The court is hushed; even in the nursery where there should be spring sunshine and laughter, the nurses are quiet and they forbid the children to shout or run around. Elizabeth is sleepy and still in her cradle. Arthur is all but silent; he does not know what is happening but he senses that he is living in a palace under siege, he knows that his place is threatened, but he has been told nothing about the young man whose nursery this was, who did his lessons at this very table. He does not know of a Prince of Wales who preceded him, who was studious and thoughtful and the darling of his mother, too.

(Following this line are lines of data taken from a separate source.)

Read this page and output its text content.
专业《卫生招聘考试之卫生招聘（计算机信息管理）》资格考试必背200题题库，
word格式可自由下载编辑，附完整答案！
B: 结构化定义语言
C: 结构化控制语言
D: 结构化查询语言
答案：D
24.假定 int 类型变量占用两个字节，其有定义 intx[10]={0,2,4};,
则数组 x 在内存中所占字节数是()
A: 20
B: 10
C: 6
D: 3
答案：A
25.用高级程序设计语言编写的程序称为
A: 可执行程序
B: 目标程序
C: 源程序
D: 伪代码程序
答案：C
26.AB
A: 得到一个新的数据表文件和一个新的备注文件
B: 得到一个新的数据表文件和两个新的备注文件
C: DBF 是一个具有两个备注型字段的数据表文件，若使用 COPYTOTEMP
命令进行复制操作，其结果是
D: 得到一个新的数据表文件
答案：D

His sister Margaret is guarded. She is quiet as they order her to be as if she knows that something is wrong, but does not know what to do.

Their little brother Harry is starting to insist on having his own way, a stout little boy with a shouting laugh and a love of games and music; but even he is quietened by the haste and anxiety of the palace. Nobody has time to play with him anymore, nobody will pause to talk with him as they move swiftly through the great hall, busy with secret business. He looks around in bewilderment at the people who only a few months ago would always stop and swing him up to the ceiling, or toss a ball for him, or take him down to the stable to see a horse, but who now frown and hurry past.

“S’ William!” he calls to Thomas Stanley’s brother as he walks by. “Harry too!”

“You can’t,” Sir William says shortly, and he looks at Harry coldly, and goes on to the stables, so the child stops short and looks around for his nurse.